By then, dog park or no dog park, Fisher had had enough. She and her husband, Ian, sold their dream house and bought a condo downtown. Just as they were packing up to move, someone left a parting gift on their front steps: a pile of dog poop.

Meanwhile, the Ledbury Dog Owners’ Association mobilized to reinstate the off-leash area. They enlisted the help of a lawyer, Fred Myers, who lived a few blocks away and owned a goldendoodle named Lyla. An $850-an-hour partner at the blue-chip law firm Goodmans, Myers offered his expertise pro bono. Under his guidance, the association filed an appeal with the city. When the city rejected the appeal, saying it had already made its decision, the association requested and won a judicial review from Ontario Divisional Court. Last fall, a three-judge panel reviewed the city’s decision and ruled against the dog owners: there would be no official off-leash area in Ledbury Park. Myers estimates he spent 150 hours on the file. The dog owners’ association was charged $15,000 in court costs. The city, which was represented by staff lawyers, spent $43,215.

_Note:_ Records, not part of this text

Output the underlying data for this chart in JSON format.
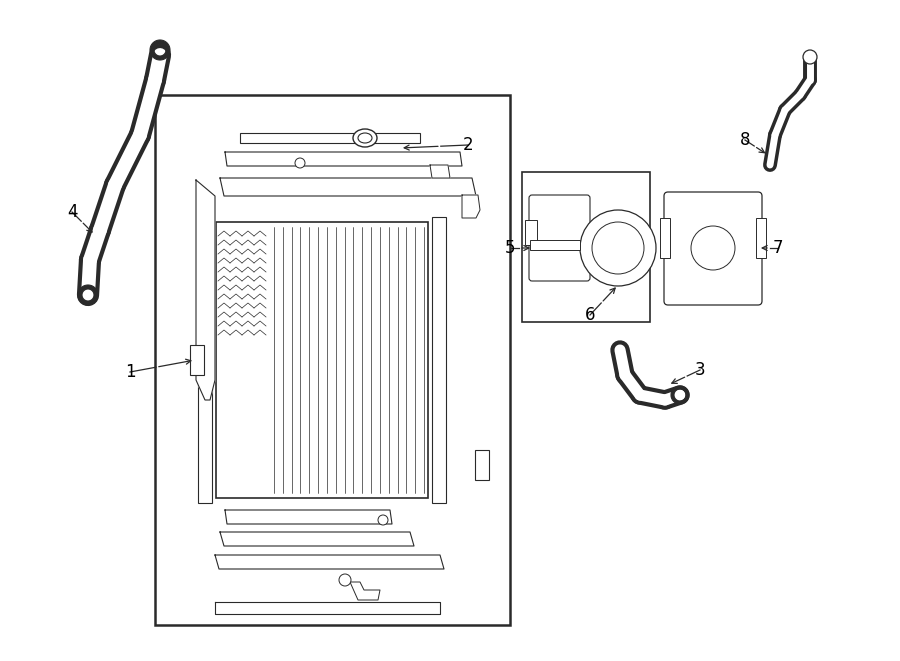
{
  "bg_color": "#ffffff",
  "line_color": "#2a2a2a",
  "label_color": "#000000",
  "fig_w": 9.0,
  "fig_h": 6.61,
  "dpi": 100
}
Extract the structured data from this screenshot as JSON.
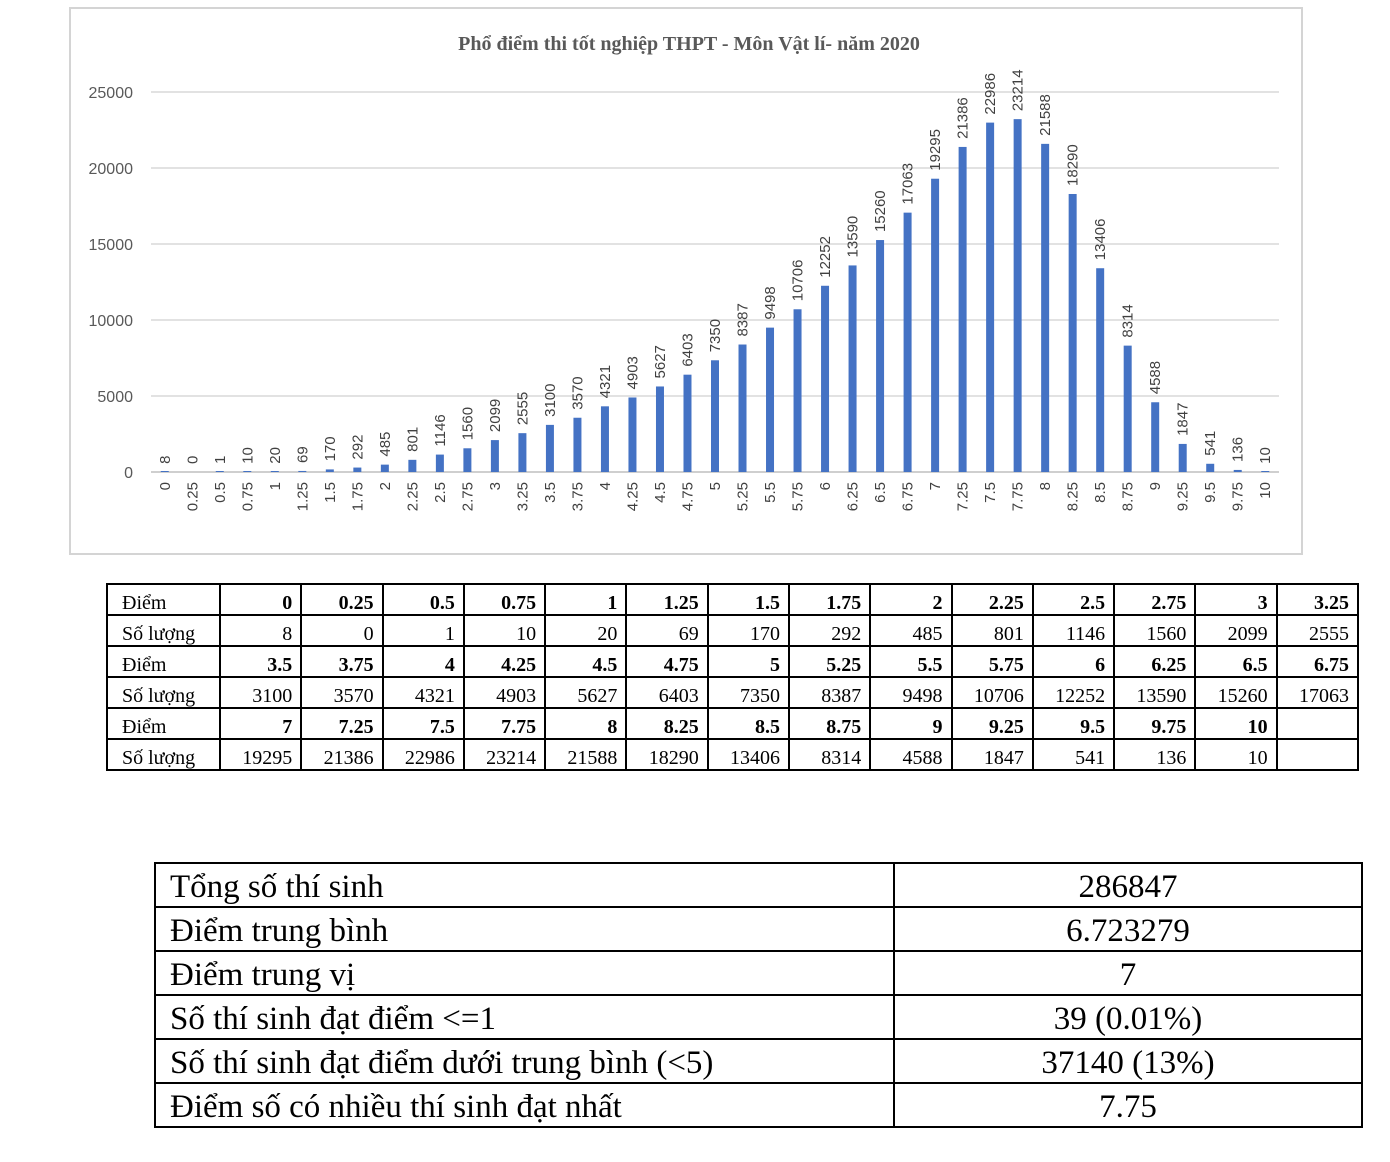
{
  "chart_data": {
    "type": "bar",
    "title": "Phổ điểm thi tốt nghiệp THPT - Môn Vật lí- năm 2020",
    "xlabel": "",
    "ylabel": "",
    "ylim": [
      0,
      25000
    ],
    "yticks": [
      "0",
      "5000",
      "10000",
      "15000",
      "20000",
      "25000"
    ],
    "grid": true,
    "legend": "none",
    "bar_color": "#4472c4",
    "categories": [
      "0",
      "0.25",
      "0.5",
      "0.75",
      "1",
      "1.25",
      "1.5",
      "1.75",
      "2",
      "2.25",
      "2.5",
      "2.75",
      "3",
      "3.25",
      "3.5",
      "3.75",
      "4",
      "4.25",
      "4.5",
      "4.75",
      "5",
      "5.25",
      "5.5",
      "5.75",
      "6",
      "6.25",
      "6.5",
      "6.75",
      "7",
      "7.25",
      "7.5",
      "7.75",
      "8",
      "8.25",
      "8.5",
      "8.75",
      "9",
      "9.25",
      "9.5",
      "9.75",
      "10"
    ],
    "values": [
      8,
      0,
      1,
      10,
      20,
      69,
      170,
      292,
      485,
      801,
      1146,
      1560,
      2099,
      2555,
      3100,
      3570,
      4321,
      4903,
      5627,
      6403,
      7350,
      8387,
      9498,
      10706,
      12252,
      13590,
      15260,
      17063,
      19295,
      21386,
      22986,
      23214,
      21588,
      18290,
      13406,
      8314,
      4588,
      1847,
      541,
      136,
      10
    ]
  },
  "score_table": {
    "rows": [
      {
        "label": "Điểm",
        "kind": "diem",
        "cells": [
          "0",
          "0.25",
          "0.5",
          "0.75",
          "1",
          "1.25",
          "1.5",
          "1.75",
          "2",
          "2.25",
          "2.5",
          "2.75",
          "3",
          "3.25"
        ]
      },
      {
        "label": "Số lượng",
        "kind": "count",
        "cells": [
          "8",
          "0",
          "1",
          "10",
          "20",
          "69",
          "170",
          "292",
          "485",
          "801",
          "1146",
          "1560",
          "2099",
          "2555"
        ]
      },
      {
        "label": "Điểm",
        "kind": "diem",
        "cells": [
          "3.5",
          "3.75",
          "4",
          "4.25",
          "4.5",
          "4.75",
          "5",
          "5.25",
          "5.5",
          "5.75",
          "6",
          "6.25",
          "6.5",
          "6.75"
        ]
      },
      {
        "label": "Số lượng",
        "kind": "count",
        "cells": [
          "3100",
          "3570",
          "4321",
          "4903",
          "5627",
          "6403",
          "7350",
          "8387",
          "9498",
          "10706",
          "12252",
          "13590",
          "15260",
          "17063"
        ]
      },
      {
        "label": "Điểm",
        "kind": "diem",
        "cells": [
          "7",
          "7.25",
          "7.5",
          "7.75",
          "8",
          "8.25",
          "8.5",
          "8.75",
          "9",
          "9.25",
          "9.5",
          "9.75",
          "10",
          ""
        ]
      },
      {
        "label": "Số lượng",
        "kind": "count",
        "cells": [
          "19295",
          "21386",
          "22986",
          "23214",
          "21588",
          "18290",
          "13406",
          "8314",
          "4588",
          "1847",
          "541",
          "136",
          "10",
          ""
        ]
      }
    ]
  },
  "summary": {
    "rows": [
      {
        "label": "Tổng số thí sinh",
        "value": "286847"
      },
      {
        "label": "Điểm trung bình",
        "value": "6.723279"
      },
      {
        "label": "Điểm trung vị",
        "value": "7"
      },
      {
        "label": "Số thí sinh đạt điểm <=1",
        "value": "39 (0.01%)"
      },
      {
        "label": "Số thí sinh đạt điểm dưới trung bình (<5)",
        "value": "37140 (13%)"
      },
      {
        "label": "Điểm số có nhiều thí sinh đạt nhất",
        "value": "7.75"
      }
    ]
  }
}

Busy dog parks and quiet residential homes can’t coexist peacefully. The Ledbury Park off-leash area, a pilot project for the city, was doomed from the start. Since its failure, Toronto has amended its policy to ensure dog-run areas no longer abut houses.

I think an off-leash dog park is a privilege, not a right. We don’t have enough green space for humans as it is. Toronto had 250,000 dogs in 2007, the most recent year for which data is available. The human population has grown 10 per cent since then, so it’s safe to assume the dog population has gone up as well. (In the U.S., as boomers age and millennials delay starting families, the number of households with dogs, 43 million, has surpassed the number with children, 38 million.)

Let’s keep some major existing off-leash zones available—at Sunnybrook, High Park and Cherry Beach, for instance, where they’re far removed from neighbouring houses. But any new off-leash areas—especially downtown, where the demand is highest—should be created by private developers on their own land. Dog parks are quickly becoming a highly marketable amenity. Want to lure buyers for condos? Besides exercise rooms and rooftop barbecues, offer on-site dog runs.